Did you know that September was Hunger Action Month? The goal of Hunger Action Month is to educate the public on food insecurity and create a movement that has a lasting impact on others to help end hunger in America.

This past week I decided to accept the SNAP Challenge. What does SNAP stand for you ask? Its The Supplemental Nutrition Assistance Program … aka food stamps. SNAP provides monthly benefits to supplement the food budgets of families in need, but in many cases families are still struggling to put food on the table, even with these benefits. Many Americans benefit from the program; as of August 8th 2014 the average monthly participants in SNAP were 46.5 million people.

The SNAP challenge encourages its participants to gain a sense of what it is like for millions of Americans that live on a low-income budget that face hunger each day. This past week I chose to commit to two days of eating my meals from a limited food budget comparable to a SNAP participant that would live on $1.50 a meal. During the challenge I could only spend $4.50 per day on all of my food and beverages and I couldn’t use previously- bought food.

This task was harder than I thought. The first day I chose to eat yogurt for breakfast, and drank a glass of water, which I normally do. But once lunchtime rolled around and all I had to eat was Ramen Noodles, it began to sink in. I was still hungry after that meal, and dinner was far away. After breakfast and lunch I had already spent $1.74. I wanted to eat a snack but they were almost more expensive than a dinner meal. For dinner I chose to eat a microwavable meal of cheesy rice and chicken.  The total cost of my meal that day was $2.93. By the end of that day I realized I could spend more, but by the time I pay for a product plus tax I would be over budget.

That next morning I woke up pretty hungry. I woke up and had my everyday yogurt for breakfast and went on with my day. By 11 a.m. I was ready for a big home cooked lunch but had to stick to the challenge by eating a bowl of the discounted chicken noodle soup, which I could have ate 10 more cans of! By this time I was getting grumpy because I was hungry and just annoying the person sitting next to me in class because my stomach was grumbling. I was realizing the struggle that many have to go through on daily basis. It was so distracting because all I could think about was my hunger. Finally dinner rolled around, and I was able to have a little bit of meat in my system. I had a microwavable chicken potpie and a glass of water, finishing the day with only spending $3.37.
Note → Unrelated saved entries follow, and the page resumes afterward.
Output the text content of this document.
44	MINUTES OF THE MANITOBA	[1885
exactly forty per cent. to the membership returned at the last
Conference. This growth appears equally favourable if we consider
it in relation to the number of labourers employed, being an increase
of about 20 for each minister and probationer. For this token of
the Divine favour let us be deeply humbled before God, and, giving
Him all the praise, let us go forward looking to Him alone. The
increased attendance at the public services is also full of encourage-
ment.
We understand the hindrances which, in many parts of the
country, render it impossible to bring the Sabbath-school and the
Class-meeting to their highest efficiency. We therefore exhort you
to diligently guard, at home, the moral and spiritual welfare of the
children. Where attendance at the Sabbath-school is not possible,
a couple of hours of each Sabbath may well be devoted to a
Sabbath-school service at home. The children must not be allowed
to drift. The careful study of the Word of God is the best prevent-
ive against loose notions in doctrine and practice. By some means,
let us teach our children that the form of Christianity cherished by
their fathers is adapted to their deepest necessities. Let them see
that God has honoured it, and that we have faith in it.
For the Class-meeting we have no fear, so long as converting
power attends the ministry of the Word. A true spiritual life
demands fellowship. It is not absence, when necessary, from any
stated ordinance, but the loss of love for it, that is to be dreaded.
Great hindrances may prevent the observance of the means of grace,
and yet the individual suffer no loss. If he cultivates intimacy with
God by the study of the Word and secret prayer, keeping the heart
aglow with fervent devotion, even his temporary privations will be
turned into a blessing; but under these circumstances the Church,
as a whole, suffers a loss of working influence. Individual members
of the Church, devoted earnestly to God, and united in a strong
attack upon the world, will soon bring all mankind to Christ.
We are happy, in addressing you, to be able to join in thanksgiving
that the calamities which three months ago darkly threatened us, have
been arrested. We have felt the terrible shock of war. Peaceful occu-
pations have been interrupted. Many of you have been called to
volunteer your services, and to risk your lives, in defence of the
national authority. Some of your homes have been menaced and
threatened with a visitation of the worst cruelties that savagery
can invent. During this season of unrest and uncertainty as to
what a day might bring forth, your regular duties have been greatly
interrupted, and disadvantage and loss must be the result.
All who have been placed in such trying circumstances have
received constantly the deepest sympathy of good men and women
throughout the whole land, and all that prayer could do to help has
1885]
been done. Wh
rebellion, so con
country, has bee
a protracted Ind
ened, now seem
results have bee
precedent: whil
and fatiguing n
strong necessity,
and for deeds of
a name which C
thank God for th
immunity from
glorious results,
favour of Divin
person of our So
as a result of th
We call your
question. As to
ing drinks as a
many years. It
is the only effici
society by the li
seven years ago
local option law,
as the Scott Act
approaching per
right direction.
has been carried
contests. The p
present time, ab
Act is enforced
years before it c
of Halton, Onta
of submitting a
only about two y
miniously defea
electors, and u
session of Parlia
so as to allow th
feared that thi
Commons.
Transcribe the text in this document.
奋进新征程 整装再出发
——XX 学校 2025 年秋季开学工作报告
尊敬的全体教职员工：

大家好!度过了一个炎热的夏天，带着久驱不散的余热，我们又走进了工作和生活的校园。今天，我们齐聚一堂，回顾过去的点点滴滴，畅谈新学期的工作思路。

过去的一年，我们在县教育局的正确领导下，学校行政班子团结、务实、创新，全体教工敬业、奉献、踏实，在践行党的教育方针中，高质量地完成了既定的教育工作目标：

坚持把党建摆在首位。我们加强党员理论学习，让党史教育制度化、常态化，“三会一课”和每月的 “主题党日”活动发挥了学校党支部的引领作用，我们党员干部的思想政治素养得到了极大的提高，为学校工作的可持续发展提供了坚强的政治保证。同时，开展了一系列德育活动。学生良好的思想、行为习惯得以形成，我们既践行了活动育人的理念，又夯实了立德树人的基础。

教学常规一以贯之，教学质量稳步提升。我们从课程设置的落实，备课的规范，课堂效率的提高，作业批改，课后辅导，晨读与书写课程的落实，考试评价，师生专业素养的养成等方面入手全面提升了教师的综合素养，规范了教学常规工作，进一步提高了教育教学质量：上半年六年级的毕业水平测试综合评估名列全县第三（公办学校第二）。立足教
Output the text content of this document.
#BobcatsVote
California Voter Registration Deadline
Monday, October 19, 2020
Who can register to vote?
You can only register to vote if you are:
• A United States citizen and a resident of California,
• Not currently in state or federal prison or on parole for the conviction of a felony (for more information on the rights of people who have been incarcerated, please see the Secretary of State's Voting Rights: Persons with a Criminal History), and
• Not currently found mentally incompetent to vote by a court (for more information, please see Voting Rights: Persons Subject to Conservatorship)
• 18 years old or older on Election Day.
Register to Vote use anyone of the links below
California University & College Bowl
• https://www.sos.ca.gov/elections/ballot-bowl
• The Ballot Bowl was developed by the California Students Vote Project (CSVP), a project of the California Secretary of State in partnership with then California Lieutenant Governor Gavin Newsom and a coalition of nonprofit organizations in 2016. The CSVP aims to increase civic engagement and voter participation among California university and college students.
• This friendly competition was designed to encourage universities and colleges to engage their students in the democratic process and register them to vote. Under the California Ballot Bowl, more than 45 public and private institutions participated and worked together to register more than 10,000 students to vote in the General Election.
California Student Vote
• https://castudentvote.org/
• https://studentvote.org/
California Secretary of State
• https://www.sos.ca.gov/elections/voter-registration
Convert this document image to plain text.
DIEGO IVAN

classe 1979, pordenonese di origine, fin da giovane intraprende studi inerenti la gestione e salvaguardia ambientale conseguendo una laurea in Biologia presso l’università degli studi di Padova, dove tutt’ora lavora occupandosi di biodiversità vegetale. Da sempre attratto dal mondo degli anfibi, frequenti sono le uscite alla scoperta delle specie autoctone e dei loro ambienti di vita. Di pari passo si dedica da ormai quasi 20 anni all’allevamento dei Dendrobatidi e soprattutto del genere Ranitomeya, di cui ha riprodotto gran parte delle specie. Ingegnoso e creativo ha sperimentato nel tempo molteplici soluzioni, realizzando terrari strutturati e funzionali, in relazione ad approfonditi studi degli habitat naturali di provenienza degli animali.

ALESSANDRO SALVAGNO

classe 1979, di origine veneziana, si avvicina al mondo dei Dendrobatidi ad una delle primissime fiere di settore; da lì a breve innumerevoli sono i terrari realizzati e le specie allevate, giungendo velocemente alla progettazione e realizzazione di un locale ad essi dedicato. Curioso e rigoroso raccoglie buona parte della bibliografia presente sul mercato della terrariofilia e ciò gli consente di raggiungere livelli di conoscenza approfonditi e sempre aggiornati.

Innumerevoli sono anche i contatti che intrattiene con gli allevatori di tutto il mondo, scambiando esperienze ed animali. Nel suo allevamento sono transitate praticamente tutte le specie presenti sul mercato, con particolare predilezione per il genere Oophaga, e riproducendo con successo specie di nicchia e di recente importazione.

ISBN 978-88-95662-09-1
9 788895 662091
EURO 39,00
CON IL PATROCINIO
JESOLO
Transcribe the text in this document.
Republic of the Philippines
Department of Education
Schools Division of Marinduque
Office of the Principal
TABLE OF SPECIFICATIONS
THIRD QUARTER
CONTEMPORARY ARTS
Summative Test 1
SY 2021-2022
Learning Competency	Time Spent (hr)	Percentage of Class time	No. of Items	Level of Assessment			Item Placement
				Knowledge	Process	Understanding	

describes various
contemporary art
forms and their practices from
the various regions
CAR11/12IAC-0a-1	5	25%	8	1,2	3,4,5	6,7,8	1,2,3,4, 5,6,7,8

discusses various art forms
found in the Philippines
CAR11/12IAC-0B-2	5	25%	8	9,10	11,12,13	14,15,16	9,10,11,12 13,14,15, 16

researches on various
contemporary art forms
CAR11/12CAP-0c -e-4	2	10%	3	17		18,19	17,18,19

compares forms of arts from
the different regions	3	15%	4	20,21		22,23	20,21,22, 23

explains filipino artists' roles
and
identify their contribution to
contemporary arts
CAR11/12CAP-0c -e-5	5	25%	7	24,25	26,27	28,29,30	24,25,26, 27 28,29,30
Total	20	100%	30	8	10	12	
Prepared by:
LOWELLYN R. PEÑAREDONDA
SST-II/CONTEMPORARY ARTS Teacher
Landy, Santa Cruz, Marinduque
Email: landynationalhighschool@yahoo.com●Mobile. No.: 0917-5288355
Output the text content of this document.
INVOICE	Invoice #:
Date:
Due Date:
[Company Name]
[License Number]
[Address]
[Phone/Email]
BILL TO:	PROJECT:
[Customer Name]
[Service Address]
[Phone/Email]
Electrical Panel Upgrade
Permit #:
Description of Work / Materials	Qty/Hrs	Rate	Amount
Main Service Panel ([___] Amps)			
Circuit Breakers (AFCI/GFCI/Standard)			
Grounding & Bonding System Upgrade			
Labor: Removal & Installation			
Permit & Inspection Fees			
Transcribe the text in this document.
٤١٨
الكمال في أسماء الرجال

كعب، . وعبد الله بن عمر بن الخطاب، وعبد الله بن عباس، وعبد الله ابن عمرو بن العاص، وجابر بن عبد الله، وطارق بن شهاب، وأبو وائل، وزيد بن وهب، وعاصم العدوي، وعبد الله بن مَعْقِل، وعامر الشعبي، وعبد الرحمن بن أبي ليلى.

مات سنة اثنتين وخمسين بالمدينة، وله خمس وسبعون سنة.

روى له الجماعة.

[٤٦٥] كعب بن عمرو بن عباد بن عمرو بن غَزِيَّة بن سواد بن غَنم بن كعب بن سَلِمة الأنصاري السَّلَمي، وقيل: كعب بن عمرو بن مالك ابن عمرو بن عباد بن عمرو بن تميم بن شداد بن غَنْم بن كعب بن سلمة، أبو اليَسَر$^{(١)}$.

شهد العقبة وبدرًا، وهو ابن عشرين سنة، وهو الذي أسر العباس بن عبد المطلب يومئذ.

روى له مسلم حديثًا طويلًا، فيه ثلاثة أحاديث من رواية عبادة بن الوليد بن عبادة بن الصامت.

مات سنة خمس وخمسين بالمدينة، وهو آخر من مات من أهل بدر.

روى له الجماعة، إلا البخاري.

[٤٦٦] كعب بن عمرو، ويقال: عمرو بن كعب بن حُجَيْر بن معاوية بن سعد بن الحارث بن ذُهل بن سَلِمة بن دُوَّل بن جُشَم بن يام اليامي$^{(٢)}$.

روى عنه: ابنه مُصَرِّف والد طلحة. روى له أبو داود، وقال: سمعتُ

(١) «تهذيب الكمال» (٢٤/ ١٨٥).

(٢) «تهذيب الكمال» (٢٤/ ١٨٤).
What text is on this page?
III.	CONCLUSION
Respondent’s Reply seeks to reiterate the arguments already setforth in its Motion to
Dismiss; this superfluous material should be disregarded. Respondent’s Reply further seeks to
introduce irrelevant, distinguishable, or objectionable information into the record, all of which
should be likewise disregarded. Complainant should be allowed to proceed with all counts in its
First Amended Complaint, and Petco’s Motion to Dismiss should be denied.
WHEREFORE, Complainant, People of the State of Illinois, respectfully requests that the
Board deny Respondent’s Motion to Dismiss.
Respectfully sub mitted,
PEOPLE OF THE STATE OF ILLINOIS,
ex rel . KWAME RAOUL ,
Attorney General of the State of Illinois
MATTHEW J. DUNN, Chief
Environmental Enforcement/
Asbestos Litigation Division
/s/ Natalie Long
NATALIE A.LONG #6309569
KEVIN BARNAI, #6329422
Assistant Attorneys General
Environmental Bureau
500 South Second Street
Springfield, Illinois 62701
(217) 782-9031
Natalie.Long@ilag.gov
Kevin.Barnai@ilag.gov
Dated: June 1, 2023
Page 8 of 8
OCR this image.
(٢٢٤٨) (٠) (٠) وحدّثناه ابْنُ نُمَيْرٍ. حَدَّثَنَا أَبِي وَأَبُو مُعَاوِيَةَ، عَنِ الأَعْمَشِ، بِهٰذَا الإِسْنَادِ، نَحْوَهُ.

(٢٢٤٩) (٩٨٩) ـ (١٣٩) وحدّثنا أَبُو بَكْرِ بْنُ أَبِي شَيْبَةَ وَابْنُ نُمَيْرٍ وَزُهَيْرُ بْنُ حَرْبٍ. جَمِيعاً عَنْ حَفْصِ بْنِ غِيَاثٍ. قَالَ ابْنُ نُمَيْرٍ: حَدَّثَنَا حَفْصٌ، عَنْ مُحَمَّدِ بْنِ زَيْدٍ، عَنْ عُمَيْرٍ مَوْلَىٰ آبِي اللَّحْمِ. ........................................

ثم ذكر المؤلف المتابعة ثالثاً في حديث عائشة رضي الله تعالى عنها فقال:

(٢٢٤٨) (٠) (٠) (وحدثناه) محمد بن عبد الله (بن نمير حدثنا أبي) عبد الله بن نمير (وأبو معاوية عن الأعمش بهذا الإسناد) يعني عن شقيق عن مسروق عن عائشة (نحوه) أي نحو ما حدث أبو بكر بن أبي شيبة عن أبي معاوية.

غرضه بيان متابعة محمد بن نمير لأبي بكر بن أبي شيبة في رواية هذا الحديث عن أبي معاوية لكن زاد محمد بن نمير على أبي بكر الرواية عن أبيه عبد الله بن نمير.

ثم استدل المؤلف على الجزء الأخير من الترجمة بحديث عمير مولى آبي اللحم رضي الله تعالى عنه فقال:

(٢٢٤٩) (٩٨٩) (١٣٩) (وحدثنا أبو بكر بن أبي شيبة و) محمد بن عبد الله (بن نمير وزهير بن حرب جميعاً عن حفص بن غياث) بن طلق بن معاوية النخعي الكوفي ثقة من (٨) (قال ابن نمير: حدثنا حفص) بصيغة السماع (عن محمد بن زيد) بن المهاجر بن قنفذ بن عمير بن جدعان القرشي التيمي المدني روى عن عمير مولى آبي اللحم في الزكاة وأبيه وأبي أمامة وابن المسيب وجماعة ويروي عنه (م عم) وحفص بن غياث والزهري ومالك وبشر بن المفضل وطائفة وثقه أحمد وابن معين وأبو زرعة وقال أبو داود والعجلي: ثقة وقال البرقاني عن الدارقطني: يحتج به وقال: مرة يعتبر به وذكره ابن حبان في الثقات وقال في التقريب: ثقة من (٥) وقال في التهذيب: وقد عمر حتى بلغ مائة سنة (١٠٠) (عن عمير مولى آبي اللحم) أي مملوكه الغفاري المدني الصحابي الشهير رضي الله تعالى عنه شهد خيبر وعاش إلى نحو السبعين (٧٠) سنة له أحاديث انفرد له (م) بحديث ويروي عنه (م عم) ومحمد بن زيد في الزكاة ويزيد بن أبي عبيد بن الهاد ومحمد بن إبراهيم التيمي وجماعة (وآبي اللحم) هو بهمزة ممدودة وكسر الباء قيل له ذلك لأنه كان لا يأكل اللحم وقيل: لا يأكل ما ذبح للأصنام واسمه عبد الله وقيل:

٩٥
After doing this challenge, it was a wake up call. The meals I was eating were neither nutritious nor fresh. It was hard to imagine that many of all ages have to eat this way constantly and some may run out of food before they can receive more for the next month. I also couldn’t imagine the stress of living this way; not only does a person have to worry about managing their money on food but also other expenses life throws their way like rent, medical issues, car payment, gas, etc.

I decided I wanted to do a little research into food insecurity in my area. I  realized that there are many misinterpretations of hunger. When I think of hunger, I think of the sad commercials that are  shown on TV of the starving children playing in a dirty environment. But I was wrong! Hunger happens to families that are just like mine! I found that 70% of SNAP participants consist of families with children or ones with disabilities or have an elder person living in the household. Not only that, but many people that use the program have jobs and are making an income.

 

Next, I wanted to look into what is happening in my area to help with this big issue! I found that there are shelters and facilities in West Lafayette that help with these issues like Lafayette Transitional Housing. I also found that the Indianapolis Colts are partnered with Indiana farmers through Indiana Soybean Alliance and Indiana Corn Marketing Council doing a project called “Tackling Hunger.” For every tackle that Cory Redding and the Colts defense makes this season, the Colts and Indiana farmers make a donation to Kids Against Hunger of Central Indiana. How cool is that?!

So what is happening in your area to end hunger?